We are building a creative writing assistant and need fine-grained control over generation. How does the server handle sampling parameters like frequency penalty, presence penalty, and top-p? Are these passed through the standard API, and do they affect the batching efficiency of the PagedAttention engine during high traffic?
3 answers
The engine supports a wide array of sampling parameters that are fully compatible with the OpenAI API format. You can define a 'SamplingParams' object containing temperature, top_p, presence_penalty, and more. One of the best things about this specific architecture is that it uses "continuous batching." Unlike static batching where every request in a batch must finish before a new one starts, this engine allows new requests to join the batch as soon as a slot opens up, regardless of the sampling complexity of individual requests.
If I use a very high temperature for one request, does it slow down the deterministic requests in the same batch?

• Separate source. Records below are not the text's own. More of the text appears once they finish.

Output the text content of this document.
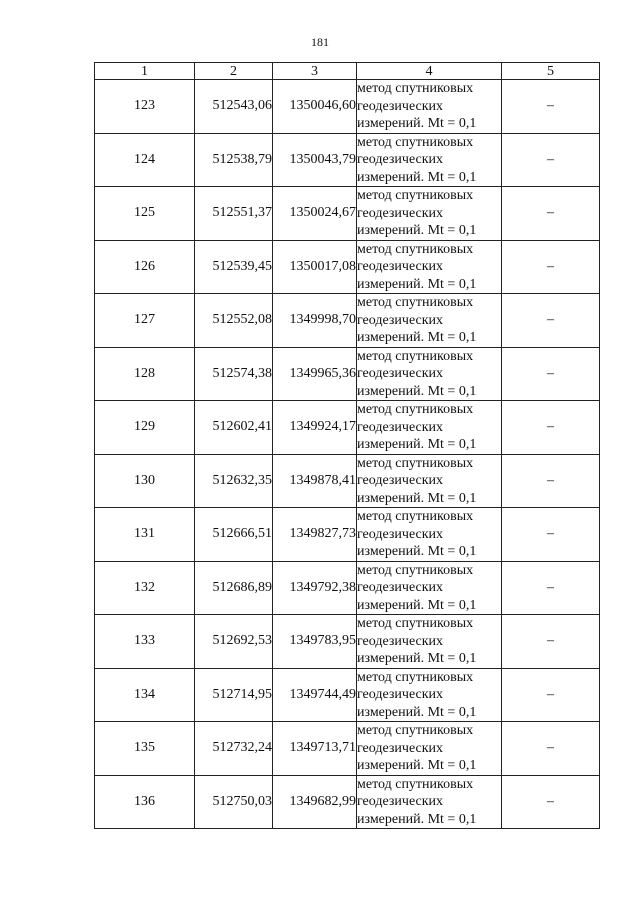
181
1	2	3	4	5
123	512543,06	1350046,60	метод спутниковых
геодезических
измерений. Mt = 0,1	–
124	512538,79	1350043,79	метод спутниковых
геодезических
измерений. Mt = 0,1	–
125	512551,37	1350024,67	метод спутниковых
геодезических
измерений. Mt = 0,1	–
126	512539,45	1350017,08	метод спутниковых
геодезических
измерений. Mt = 0,1	–
127	512552,08	1349998,70	метод спутниковых
геодезических
измерений. Mt = 0,1	–
128	512574,38	1349965,36	метод спутниковых
геодезических
измерений. Mt = 0,1	–
129	512602,41	1349924,17	метод спутниковых
геодезических
измерений. Mt = 0,1	–
130	512632,35	1349878,41	метод спутниковых
геодезических
измерений. Mt = 0,1	–
131	512666,51	1349827,73	метод спутниковых
геодезических
измерений. Mt = 0,1	–
132	512686,89	1349792,38	метод спутниковых
геодезических
измерений. Mt = 0,1	–
133	512692,53	1349783,95	метод спутниковых
геодезических
измерений. Mt = 0,1	–
134	512714,95	1349744,49	метод спутниковых
геодезических
измерений. Mt = 0,1	–
135	512732,24	1349713,71	метод спутниковых
геодезических
измерений. Mt = 0,1	–
136	512750,03	1349682,99	метод спутниковых
геодезических
измерений. Mt = 0,1	–
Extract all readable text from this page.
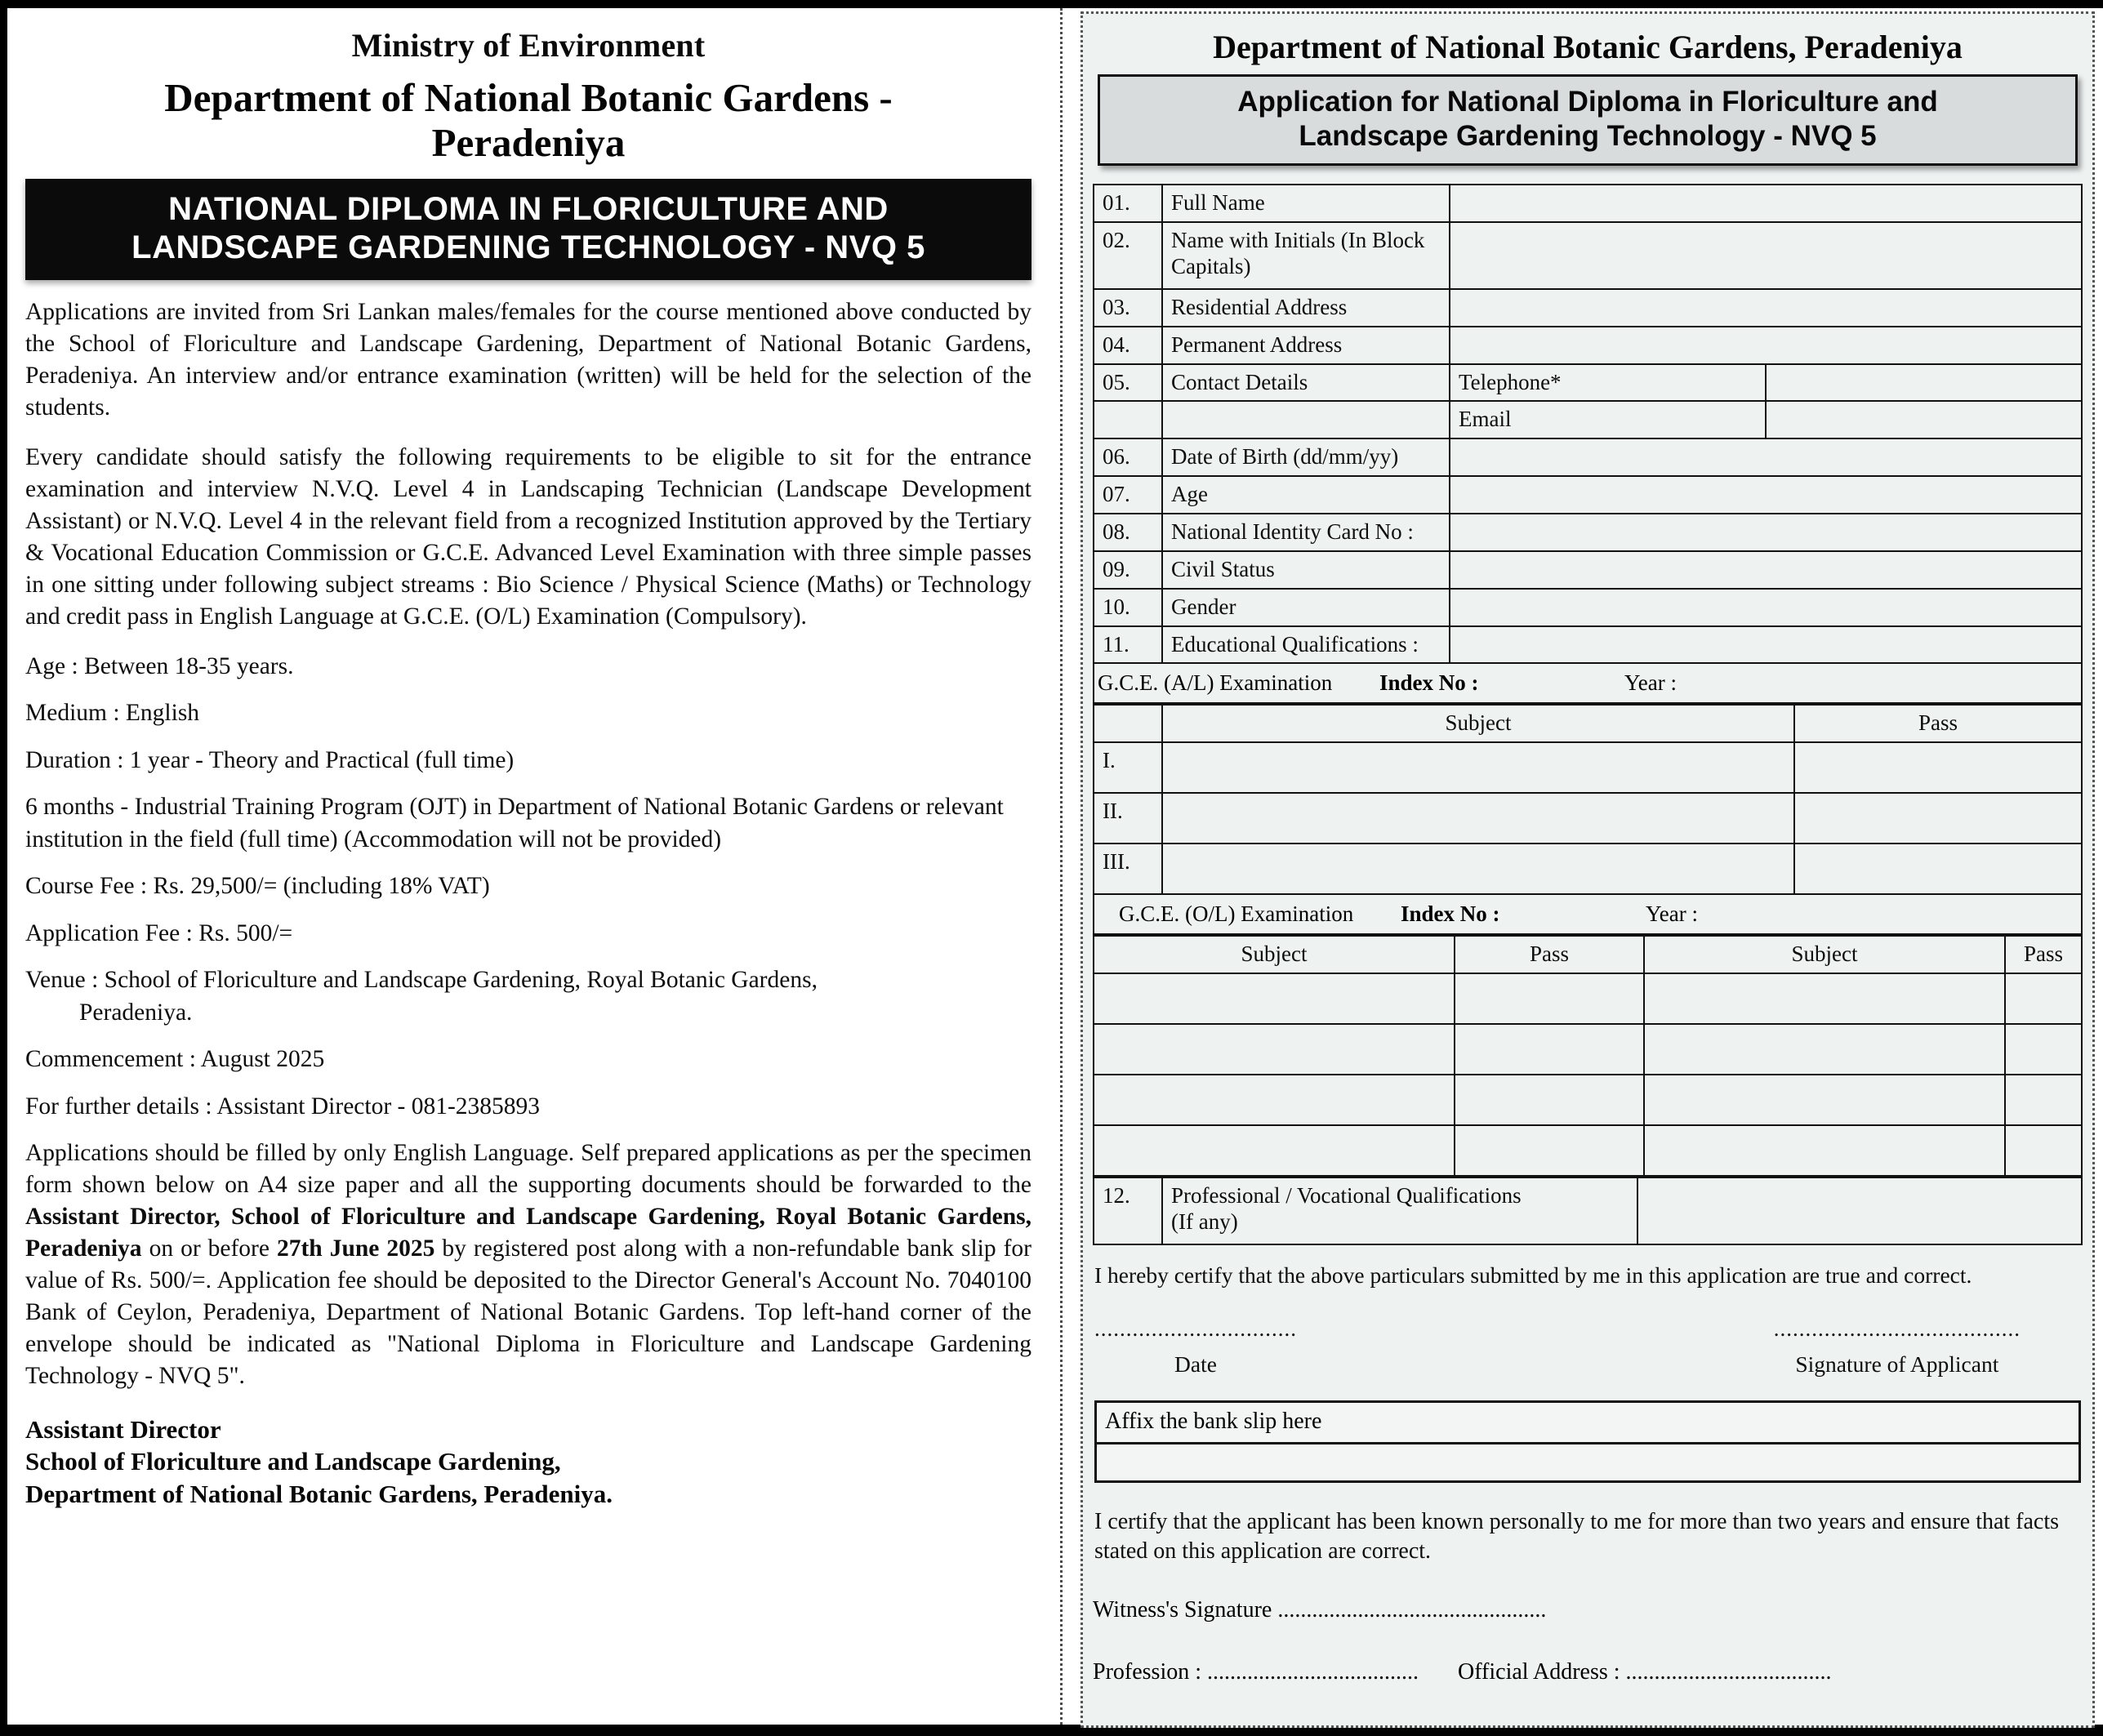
Ministry of Environment
Department of National Botanic Gardens -
Peradeniya
NATIONAL DIPLOMA IN FLORICULTURE AND
LANDSCAPE GARDENING TECHNOLOGY - NVQ 5

Applications are invited from Sri Lankan males/females for the course mentioned above conducted by the School of Floriculture and Landscape Gardening, Department of National Botanic Gardens, Peradeniya. An interview and/or entrance examination (written) will be held for the selection of the students.

Every candidate should satisfy the following requirements to be eligible to sit for the entrance examination and interview N.V.Q. Level 4 in Landscaping Technician (Landscape Development Assistant) or N.V.Q. Level 4 in the relevant field from a recognized Institution approved by the Tertiary & Vocational Education Commission or G.C.E. Advanced Level Examination with three simple passes in one sitting under following subject streams : Bio Science / Physical Science (Maths) or Technology and credit pass in English Language at G.C.E. (O/L) Examination (Compulsory).

Age : Between 18-35 years.
Medium : English
Duration : 1 year - Theory and Practical (full time)
6 months - Industrial Training Program (OJT) in Department of National Botanic Gardens or relevant institution in the field (full time) (Accommodation will not be provided)
Course Fee : Rs. 29,500/= (including 18% VAT)
Application Fee : Rs. 500/=
Venue : School of Floriculture and Landscape Gardening, Royal Botanic Gardens,
Peradeniya.
Commencement : August 2025
For further details : Assistant Director - 081-2385893

Applications should be filled by only English Language. Self prepared applications as per the specimen form shown below on A4 size paper and all the supporting documents should be forwarded to the Assistant Director, School of Floriculture and Landscape Gardening, Royal Botanic Gardens, Peradeniya on or before 27th June 2025 by registered post along with a non-refundable bank slip for value of Rs. 500/=. Application fee should be deposited to the Director General's Account No. 7040100 Bank of Ceylon, Peradeniya, Department of National Botanic Gardens. Top left-hand corner of the envelope should be indicated as "National Diploma in Floriculture and Landscape Gardening Technology - NVQ 5".

Assistant Director
School of Floriculture and Landscape Gardening,
Department of National Botanic Gardens, Peradeniya.
Department of National Botanic Gardens, Peradeniya
Application for National Diploma in Floriculture and
Landscape Gardening Technology - NVQ 5
01.	Full Name		
02.	Name with Initials (In Block Capitals)		
03.	Residential Address		
04.	Permanent Address		
05.	Contact Details	Telephone*	
		Email	
06.	Date of Birth (dd/mm/yy)		
07.	Age		
08.	National Identity Card No :		
09.	Civil Status		
10.	Gender		
11.	Educational Qualifications :		
G.C.E. (A/L) Examination Index No :	Year :
	Subject	Pass
I.		
II.		
III.		
G.C.E. (O/L) Examination Index No :	Year :
Subject	Pass	Subject	Pass

12.	Professional / Vocational Qualifications
(If any)	
I hereby certify that the above particulars submitted by me in this application are true and correct.
................................
Date
.......................................
Signature of Applicant
Affix the bank slip here
I certify that the applicant has been known personally to me for more than two years and ensure that facts stated on this application are correct.
Witness's Signature ...............................................
Profession : ..................................... Official Address : ....................................
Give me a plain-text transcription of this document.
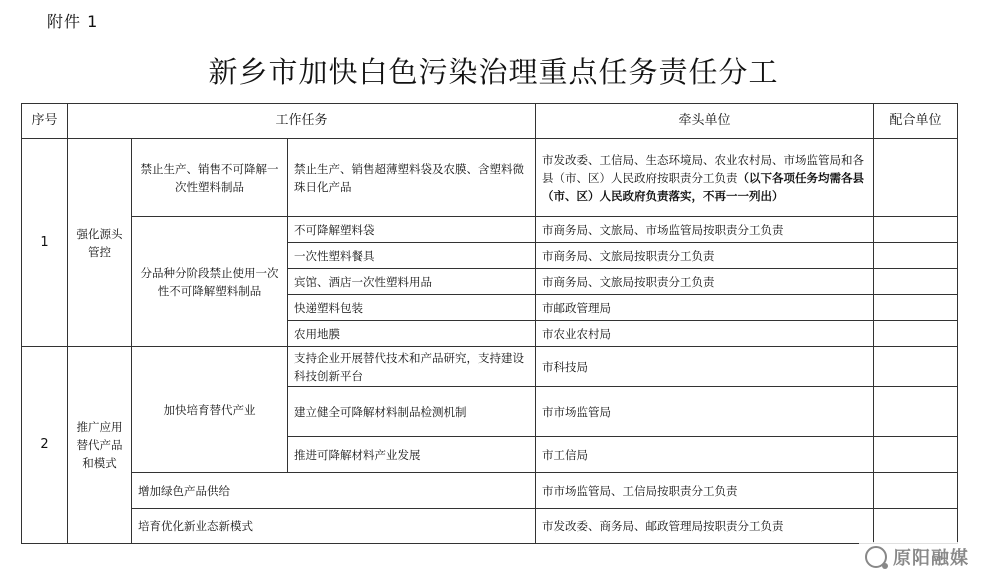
附件 1
新乡市加快白色污染治理重点任务责任分工
序号	工作任务			牵头单位	配合单位
1	强化源头管控	禁止生产、销售不可降解一次性塑料制品	禁止生产、销售超薄塑料袋及农膜、含塑料微珠日化产品	市发改委、工信局、生态环境局、农业农村局、市场监管局和各县（市、区）人民政府按职责分工负责（以下各项任务均需各县（市、区）人民政府负责落实，不再一一列出）	
		分品种分阶段禁止使用一次性不可降解塑料制品	不可降解塑料袋	市商务局、文旅局、市场监管局按职责分工负责	
			一次性塑料餐具	市商务局、文旅局按职责分工负责	
			宾馆、酒店一次性塑料用品	市商务局、文旅局按职责分工负责	
			快递塑料包装	市邮政管理局	
			农用地膜	市农业农村局	
2	推广应用替代产品和模式	加快培育替代产业	支持企业开展替代技术和产品研究，支持建设科技创新平台	市科技局	
			建立健全可降解材料制品检测机制	市市场监管局	
			推进可降解材料产业发展	市工信局	
		增加绿色产品供给		市市场监管局、工信局按职责分工负责	
		培育优化新业态新模式		市发改委、商务局、邮政管理局按职责分工负责	
原阳融媒
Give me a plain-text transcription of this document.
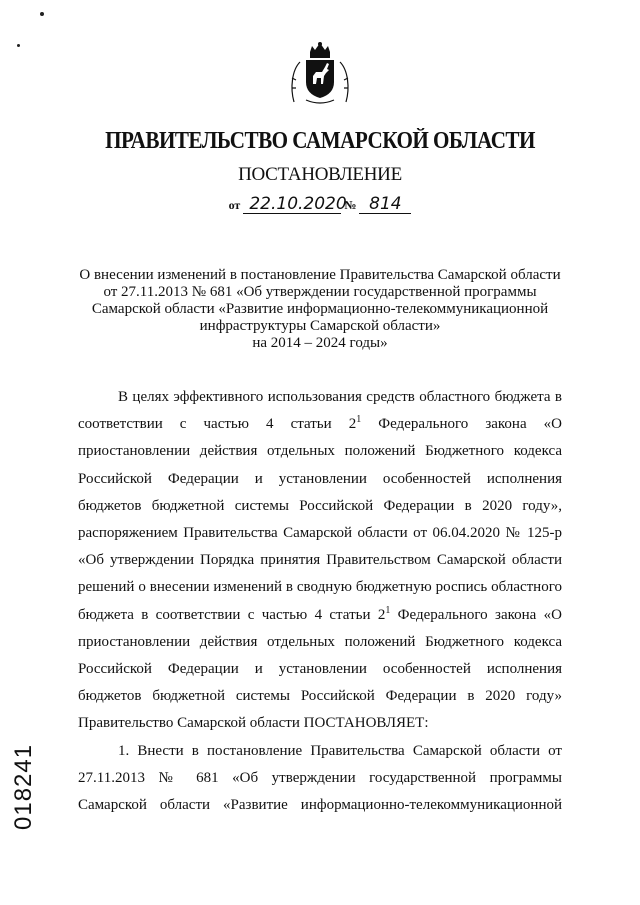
ПРАВИТЕЛЬСТВО САМАРСКОЙ ОБЛАСТИ
ПОСТАНОВЛЕНИЕ
от 22.10.2020 № 814
О внесении изменений в постановление Правительства Самарской области
от 27.11.2013 № 681 «Об утверждении государственной программы
Самарской области «Развитие информационно-телекоммуникационной
инфраструктуры Самарской области»
на 2014 – 2024 годы»

В целях эффективного использования средств областного бюджета в соответствии с частью 4 статьи $2^1$ Федерального закона «О приостановлении действия отдельных положений Бюджетного кодекса Российской Федерации и установлении особенностей исполнения бюджетов бюджетной системы Российской Федерации в 2020 году», распоряжением Правительства Самарской области от 06.04.2020 № 125-р «Об утверждении Порядка принятия Правительством Самарской области решений о внесении изменений в сводную бюджетную роспись областного бюджета в соответствии с частью 4 статьи $2^1$ Федерального закона «О приостановлении действия отдельных положений Бюджетного кодекса Российской Федерации и установлении особенностей исполнения бюджетов бюджетной системы Российской Федерации в 2020 году» Правительство Самарской области ПОСТАНОВЛЯЕТ:

1. Внести в постановление Правительства Самарской области от 27.11.2013 № 681 «Об утверждении государственной программы Самарской области «Развитие информационно-телекоммуникационной

018241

The SamplingParams class is very well documented in the Python SDK. It makes the transition from OpenAI very simple.
I found that the frequency penalty works even better here than in some other libraries because of how the logits are handled in the PagedAttention kernels.
No, it doesn't. The engine computes the logits for the entire batch in parallel, and then applies the individual sampling logic per sequence. The actual overhead of the sampling calculation is negligible compared to the forward pass of the model. So, you can have a mix of diverse creative outputs and strict deterministic ones without any performance cross-talk between them.